De nombreuses publications ont pu faire état de la destruction d'emplois qui pourrait être causée par l'automatisation et la robotisation dans les années à venir, tout en soulignant les capacités de l'économie à en produire de nouveaux. Cependant, comment faire face à la situation ou de nombreuses personnes perdront leur emploi, sans avoir les qualifications pour occuper ceux nouvellement créés ? La question de la formation n'est-elle pas une illusion pour des personnes qui seront considérées comme inemployables ? 

Le processus de la substitution du capital ou des machines au travailleur a toujours existé. Il résulte du progrès technique et de la volonté d’augmenter les capacités des travailleurs. Cette tendance séculaire de nos sociétés suscite de manière récurrente un questionnement sur la finalité d’un processus qui peut conduire à un monde sans travailleurs humains, qu’on s’inquiète pour un secteur en particulier ou pour l’économie dans son ensemble. Deux nouvelles interrogations sont apparues récemment : y-a-t-il un changement de rythme et de nature du processus d’automatisation des tâches d’une part, les nouveaux emplois ne créent-ils pas un marché du travail très différent d’autre part ?
Les experts mais aussi les citoyens s’accordent plutôt à répondre positivement à ces deux questions.
L’intelligence artificielle marque bien une nouvelle étape, il ne s’agit plus de l’automatisation des tâches manuelles mais aussi de nombreuses tâches intellectuelles. Il n’y a guère d’emplois qui ne seront touchés par l’intelligence artificielle. Le doute subsiste sur le rythme mais pas sur l’occurrence.
Qui décide de la substitution du capital ou des machines au travail ? Cette substitution dépend du coût relatif des deux facteurs de production (le salaire d’un côté et le coût de l’investissement de l’autre côté) et des coûts d’ajustement associés à la substitution (coût d’apprentissage). La réglementation non seulement sur le coût du travail, mais aussi sur le coût du capital (fiscalité, crédit d’impôt recherche, taux d’intérêt) peut influencer la substitution mais fondamentalement ce sera le coût des machines et la nécessité concurrentielle qui imposeront l’adoption de nouvelles technologies. Cette nécessité interagit avec les préférences des consommateurs et des citoyens/travailleurs, qui peuvent être contradictoires.
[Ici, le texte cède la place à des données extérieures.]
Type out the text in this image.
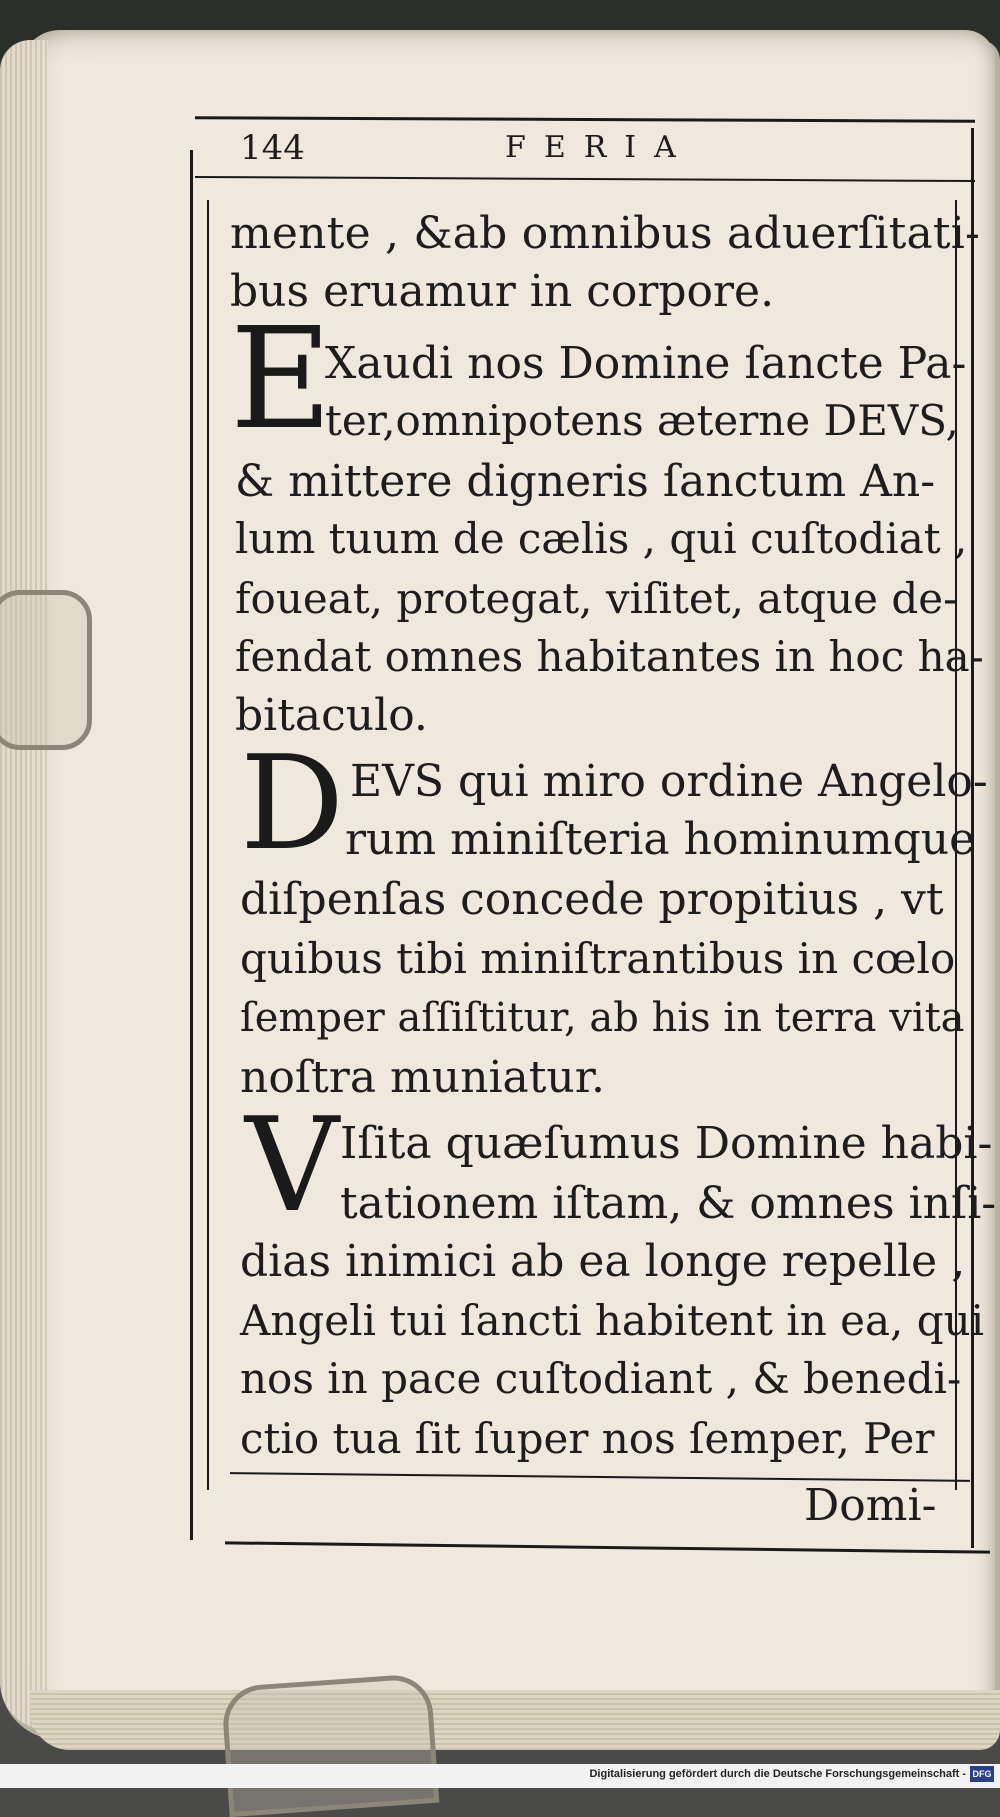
144	FERIA
mente , &ab omnibus aduerſitati-
bus eruamur in corpore.
E
Xaudi nos Domine ſancte Pa-
ter,omnipotens æterne DEVS,
& mittere digneris ſanctum An-
lum tuum de cælis , qui cuſtodiat ,
foueat, protegat, viſitet, atque de-
fendat omnes habitantes in hoc ha-
bitaculo.
D EVS qui miro ordine Angelo-
rum miniſteria hominumque
diſpenſas concede propitius , vt
quibus tibi miniſtrantibus in cœlo
ſemper aſſiſtitur, ab his in terra vita
noſtra muniatur.
V Iſita quæſumus Domine habi-
tationem iſtam, & omnes inſi-
dias inimici ab ea longe repelle ,
Angeli tui ſancti habitent in ea, qui
nos in pace cuſtodiant , & benedi-
ctio tua ſit ſuper nos ſemper, Per
Domi-
Digitalisierung gefördert durch die Deutsche Forschungsgemeinschaft - DFG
Au final, la substitution est le résultat de la technologie, des règles économiques, des préférences des actionnaires et/ou des dirigeants d’entreprises, des qualifications de la main d’œuvre, des préférences des consommateurs et du niveau technologique des concurrents. En démocratie, les règles économiques doivent refléter les préférences des citoyens, mais en économie de marché, d’autres préférences vont également s’exprimer.
Il importe que les gouvernements réfléchissent à la cohérence de leurs politiques économiques relativement au défi de l’intelligence artificielle. Pour le moment, le consensus se porte sur l’alliance de l’éducation et de l’investissement dans ces nouvelles technologies pour éviter la mise à l’écart des individus comme des entreprises. La question du revenu universel s’envisage du bout des lèvres. Or, il est clair que l’éducation ne permettra pas de sauvegarder tous les emplois. Mais comme personne ne parvient à clairement mesurer la séquence de cette disparition des emplois, l’attentisme politique se répand, autant que le populisme.

Faut-il voir cette période qui s'annonce comme une transition avant de retrouver une certaine stabilité, ou faut-il voir dans ce processus comme "une nouvelle norme" qui se poursuivra dans le temps ?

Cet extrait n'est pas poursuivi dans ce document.